Bill allows suits for giving kids booze

Posted: Friday, March 22, 2002

Adults who knowingly provide alcohol to minors would be held liable for civil damages under a bill that is making its way through the Legislature.

Civil damages include those relating to personal injury, death, or damage to property.

Rep. Kevin Meyer, an Anchorage Republican who sponsored House Bill 281, emphasized that alcoholic beverages would have to be "knowingly" provided for the statute to apply.

"We are not going after the kid that sneaks a glass of champagne at the wedding reception or the parents that want to give their kid a glass of wine at dinner," Meyer said.

The measure targets adults who go to liquor stores and buy alcohol for minors, he said.

He alluded to a situation last July in Anchorage in which alcohol purchased by adults for teen-agers resulted in the deaths of four people. After a late-night party, 19-year-old Robert Esper, under suspicion of driving drunk, evaded Anchorage police for more than half an hour before his speeding vehicle crossed the median on the Glenn Highway and collided head-on with a police car.

Esper and two teen-age passengers were killed along with Anchorage police officer Justin Todd Wollam.

"Certainly this bill won't bring back the lives of those three

teen-agers or officer Wollam," Meyer said. "But it will provide a recourse for the victims' families, and it will send a strong message to adults that we are serious about reducing underage access to alcohol."

Cindy Cashen spoke on behalf of the Juneau chapter of Mothers Against Drunk Driving in support of the bill.

"MADD's mission includes the prevention of underage drinking, and this bill will assist in decreasing the availability of alcohol to minors," she said.

Cashen has lobbied the Legislature for alcohol-related initiatives such as the "dime a drink" alcohol excise tax and the recently passed 0.08 blood-content level for drunken driving.

HB 281 would hold the general public to the same standard that is expected now of licensees such as liquor stores and bars. Current law states that such establishments are subject to civil lawsuits for damages incurred as a result of underage or otherwise unlawful liquor sales.

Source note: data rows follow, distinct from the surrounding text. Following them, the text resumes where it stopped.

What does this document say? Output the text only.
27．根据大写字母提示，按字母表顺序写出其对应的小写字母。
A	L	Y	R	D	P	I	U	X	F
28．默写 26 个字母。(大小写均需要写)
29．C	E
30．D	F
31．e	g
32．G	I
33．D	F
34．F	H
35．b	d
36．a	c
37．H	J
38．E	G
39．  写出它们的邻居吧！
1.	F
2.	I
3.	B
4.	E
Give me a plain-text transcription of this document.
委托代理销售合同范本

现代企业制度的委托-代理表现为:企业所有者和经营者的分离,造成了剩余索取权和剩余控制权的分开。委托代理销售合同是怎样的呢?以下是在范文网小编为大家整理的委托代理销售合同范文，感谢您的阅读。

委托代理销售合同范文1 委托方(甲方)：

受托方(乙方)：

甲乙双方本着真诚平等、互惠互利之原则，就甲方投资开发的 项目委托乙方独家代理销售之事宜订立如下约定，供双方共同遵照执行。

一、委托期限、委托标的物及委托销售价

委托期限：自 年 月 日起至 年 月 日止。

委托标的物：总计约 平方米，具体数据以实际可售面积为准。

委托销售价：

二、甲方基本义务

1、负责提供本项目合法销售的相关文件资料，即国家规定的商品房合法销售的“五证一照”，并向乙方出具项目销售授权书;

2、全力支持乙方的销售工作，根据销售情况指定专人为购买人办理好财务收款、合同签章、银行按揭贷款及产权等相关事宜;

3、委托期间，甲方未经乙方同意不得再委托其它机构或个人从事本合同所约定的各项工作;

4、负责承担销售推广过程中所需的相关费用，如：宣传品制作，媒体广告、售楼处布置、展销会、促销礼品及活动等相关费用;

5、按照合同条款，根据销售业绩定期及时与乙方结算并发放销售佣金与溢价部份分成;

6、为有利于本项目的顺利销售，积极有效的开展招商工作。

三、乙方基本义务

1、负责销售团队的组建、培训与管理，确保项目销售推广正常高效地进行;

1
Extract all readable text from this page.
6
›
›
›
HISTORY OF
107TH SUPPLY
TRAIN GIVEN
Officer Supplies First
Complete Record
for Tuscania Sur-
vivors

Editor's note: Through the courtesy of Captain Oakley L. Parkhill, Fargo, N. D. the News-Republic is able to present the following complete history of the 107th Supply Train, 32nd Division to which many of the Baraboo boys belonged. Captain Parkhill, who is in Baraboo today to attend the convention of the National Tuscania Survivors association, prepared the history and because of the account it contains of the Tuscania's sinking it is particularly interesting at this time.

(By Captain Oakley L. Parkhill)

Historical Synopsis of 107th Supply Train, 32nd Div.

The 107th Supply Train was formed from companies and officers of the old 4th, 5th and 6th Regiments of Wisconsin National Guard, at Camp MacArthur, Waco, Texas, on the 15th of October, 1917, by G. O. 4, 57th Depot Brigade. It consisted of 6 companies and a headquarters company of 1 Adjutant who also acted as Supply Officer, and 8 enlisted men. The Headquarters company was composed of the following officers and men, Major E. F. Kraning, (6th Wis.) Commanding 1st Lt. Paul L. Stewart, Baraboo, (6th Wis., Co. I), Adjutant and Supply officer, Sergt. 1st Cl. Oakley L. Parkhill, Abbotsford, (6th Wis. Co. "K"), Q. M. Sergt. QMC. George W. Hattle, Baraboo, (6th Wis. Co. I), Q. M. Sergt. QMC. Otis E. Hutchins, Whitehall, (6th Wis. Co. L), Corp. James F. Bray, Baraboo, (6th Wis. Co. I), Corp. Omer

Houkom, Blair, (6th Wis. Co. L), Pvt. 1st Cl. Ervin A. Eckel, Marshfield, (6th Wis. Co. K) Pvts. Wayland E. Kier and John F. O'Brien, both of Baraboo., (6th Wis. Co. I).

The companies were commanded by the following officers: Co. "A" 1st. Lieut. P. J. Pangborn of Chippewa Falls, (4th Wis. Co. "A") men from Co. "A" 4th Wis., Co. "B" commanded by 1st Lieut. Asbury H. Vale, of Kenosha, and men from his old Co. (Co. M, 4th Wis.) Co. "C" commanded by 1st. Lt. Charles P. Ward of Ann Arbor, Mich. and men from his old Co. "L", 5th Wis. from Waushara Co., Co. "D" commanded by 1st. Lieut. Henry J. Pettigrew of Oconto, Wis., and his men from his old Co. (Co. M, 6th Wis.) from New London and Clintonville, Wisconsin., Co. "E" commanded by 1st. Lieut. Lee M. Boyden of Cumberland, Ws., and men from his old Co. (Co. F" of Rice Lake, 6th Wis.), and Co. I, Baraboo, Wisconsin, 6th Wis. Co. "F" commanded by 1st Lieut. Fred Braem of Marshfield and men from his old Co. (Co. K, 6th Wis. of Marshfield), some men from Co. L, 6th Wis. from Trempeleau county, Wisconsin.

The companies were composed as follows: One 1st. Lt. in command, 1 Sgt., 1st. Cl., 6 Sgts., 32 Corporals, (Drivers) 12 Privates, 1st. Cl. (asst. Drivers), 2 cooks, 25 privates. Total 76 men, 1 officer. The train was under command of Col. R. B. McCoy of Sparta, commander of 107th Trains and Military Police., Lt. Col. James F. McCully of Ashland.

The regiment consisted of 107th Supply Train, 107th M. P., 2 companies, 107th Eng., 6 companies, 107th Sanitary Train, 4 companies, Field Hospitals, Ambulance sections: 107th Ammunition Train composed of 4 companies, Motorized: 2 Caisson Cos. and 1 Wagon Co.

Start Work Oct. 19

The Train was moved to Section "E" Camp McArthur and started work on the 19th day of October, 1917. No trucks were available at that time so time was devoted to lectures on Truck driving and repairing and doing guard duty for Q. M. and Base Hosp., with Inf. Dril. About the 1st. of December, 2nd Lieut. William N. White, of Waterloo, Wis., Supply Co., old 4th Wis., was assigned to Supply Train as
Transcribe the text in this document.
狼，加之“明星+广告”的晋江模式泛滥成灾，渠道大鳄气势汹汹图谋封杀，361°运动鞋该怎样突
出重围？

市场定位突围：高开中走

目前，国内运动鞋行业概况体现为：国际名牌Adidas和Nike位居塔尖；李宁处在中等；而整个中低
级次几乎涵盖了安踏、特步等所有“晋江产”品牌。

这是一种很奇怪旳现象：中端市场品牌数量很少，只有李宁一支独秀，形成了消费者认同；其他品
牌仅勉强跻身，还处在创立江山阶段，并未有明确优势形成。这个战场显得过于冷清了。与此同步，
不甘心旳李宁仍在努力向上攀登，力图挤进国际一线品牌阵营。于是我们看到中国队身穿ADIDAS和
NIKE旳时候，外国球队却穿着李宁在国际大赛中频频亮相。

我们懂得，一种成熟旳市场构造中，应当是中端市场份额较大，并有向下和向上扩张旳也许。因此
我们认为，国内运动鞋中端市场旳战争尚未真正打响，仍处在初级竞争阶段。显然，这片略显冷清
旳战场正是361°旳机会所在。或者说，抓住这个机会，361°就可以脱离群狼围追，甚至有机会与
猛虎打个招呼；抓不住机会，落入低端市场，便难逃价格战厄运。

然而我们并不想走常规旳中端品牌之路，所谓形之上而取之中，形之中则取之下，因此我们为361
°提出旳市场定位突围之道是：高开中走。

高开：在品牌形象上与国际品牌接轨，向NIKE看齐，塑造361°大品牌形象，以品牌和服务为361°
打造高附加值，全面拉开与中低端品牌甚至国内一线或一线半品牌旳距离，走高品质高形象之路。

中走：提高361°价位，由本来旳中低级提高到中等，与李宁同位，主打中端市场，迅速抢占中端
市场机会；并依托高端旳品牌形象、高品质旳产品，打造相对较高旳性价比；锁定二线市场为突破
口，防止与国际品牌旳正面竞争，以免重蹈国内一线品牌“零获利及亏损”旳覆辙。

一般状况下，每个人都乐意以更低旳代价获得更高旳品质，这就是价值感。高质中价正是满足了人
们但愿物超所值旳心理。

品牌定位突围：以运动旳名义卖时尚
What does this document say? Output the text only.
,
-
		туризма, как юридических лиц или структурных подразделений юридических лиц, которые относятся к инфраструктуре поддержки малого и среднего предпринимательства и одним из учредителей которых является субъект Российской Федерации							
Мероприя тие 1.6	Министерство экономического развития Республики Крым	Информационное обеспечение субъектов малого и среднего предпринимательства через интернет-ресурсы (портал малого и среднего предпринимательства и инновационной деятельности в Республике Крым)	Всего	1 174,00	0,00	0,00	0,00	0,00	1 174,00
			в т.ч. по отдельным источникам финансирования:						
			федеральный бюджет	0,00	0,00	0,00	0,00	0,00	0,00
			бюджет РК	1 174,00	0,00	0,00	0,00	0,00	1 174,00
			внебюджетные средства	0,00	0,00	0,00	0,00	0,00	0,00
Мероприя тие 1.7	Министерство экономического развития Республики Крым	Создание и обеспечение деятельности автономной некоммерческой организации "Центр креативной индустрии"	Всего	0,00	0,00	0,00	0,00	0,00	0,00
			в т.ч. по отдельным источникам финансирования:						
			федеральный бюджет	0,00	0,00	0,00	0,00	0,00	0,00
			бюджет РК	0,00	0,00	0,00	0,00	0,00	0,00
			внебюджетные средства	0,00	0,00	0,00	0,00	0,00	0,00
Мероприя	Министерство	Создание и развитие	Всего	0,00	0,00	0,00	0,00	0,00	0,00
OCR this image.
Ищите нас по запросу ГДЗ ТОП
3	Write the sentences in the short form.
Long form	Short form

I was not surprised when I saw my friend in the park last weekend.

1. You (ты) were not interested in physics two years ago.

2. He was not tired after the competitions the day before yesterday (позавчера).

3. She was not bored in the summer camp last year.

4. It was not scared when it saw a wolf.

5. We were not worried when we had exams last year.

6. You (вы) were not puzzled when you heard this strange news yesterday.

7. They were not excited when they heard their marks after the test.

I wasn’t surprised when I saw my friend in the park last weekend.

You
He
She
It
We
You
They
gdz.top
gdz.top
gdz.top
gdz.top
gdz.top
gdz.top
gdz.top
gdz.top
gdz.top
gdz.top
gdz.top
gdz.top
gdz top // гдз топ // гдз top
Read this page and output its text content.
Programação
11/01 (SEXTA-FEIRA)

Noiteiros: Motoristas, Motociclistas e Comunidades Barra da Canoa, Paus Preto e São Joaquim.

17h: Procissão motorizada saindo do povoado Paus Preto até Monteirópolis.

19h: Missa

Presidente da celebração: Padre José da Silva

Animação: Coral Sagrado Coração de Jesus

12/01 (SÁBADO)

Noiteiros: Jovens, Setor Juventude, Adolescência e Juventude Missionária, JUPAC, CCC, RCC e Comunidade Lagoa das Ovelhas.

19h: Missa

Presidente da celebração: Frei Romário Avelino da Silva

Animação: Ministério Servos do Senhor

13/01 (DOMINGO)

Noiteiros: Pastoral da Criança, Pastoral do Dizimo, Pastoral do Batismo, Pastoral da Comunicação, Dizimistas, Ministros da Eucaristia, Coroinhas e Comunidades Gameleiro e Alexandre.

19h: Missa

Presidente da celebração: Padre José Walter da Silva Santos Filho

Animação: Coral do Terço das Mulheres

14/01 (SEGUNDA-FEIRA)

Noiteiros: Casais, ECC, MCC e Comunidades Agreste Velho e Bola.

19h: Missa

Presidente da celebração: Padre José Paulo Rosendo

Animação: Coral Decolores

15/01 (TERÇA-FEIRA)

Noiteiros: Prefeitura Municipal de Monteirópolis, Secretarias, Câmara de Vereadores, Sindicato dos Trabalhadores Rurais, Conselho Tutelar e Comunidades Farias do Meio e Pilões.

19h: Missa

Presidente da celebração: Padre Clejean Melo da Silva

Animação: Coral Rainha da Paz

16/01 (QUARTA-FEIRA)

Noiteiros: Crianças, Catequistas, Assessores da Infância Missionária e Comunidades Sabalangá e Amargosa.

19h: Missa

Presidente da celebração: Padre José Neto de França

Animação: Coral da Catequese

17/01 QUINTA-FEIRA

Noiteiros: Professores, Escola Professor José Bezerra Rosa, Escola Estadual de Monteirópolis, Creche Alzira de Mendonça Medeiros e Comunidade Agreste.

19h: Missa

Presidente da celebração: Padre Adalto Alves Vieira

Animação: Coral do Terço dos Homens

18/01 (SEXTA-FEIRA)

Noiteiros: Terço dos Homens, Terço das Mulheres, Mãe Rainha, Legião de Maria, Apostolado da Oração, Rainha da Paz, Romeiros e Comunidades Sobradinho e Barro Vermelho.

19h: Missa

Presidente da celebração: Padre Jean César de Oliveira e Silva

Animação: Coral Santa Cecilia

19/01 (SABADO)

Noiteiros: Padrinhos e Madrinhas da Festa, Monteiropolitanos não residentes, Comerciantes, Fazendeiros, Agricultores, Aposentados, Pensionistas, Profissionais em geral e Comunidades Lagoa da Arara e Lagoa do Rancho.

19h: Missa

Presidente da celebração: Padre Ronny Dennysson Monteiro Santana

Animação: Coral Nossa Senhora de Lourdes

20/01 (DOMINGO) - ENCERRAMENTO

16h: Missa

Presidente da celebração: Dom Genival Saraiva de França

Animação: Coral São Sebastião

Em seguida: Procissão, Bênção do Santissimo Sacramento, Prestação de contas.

Cashen, whose father was killed by a drunk driver, used her own loss as an example of why civil penalties should apply to adults who provide liquor to minors.

"The man who killed my father purchased alcohol at a liquor store, but he was impaired (by drinking) while he did so, and my mother is able to file a civil suit against him," she said. "The people who have lost loved ones because someone supplied them illegally with alcohol should be able to do the same."

Pam Watts, executive director of the Advisory Board on Alcoholism and Drug Abuse, said research indicates that underage drinking is linked with increased "risk-taking and sensation-seeking."

Twenty-one percent of deaths of drivers between the ages of 15 and 20 in 1997 were a result of intoxicated minors behind the wheel, she said. Watts also added that underage drinking is a contributing factor to a host of social problems such as teen suicide, sexual activity at an early age and alcoholism.

"The bottom line for this piece of legislation is that those adults who provide alcohol to underage drinkers assume a heavy responsibility," she said. "And this legislation makes it clear what that responsibility is and the consequences associated with it."

The bill, which was unanimously approved by the House earlier this month, was successfully passed out of the Senate Labor and Commerce Committee on Thursday.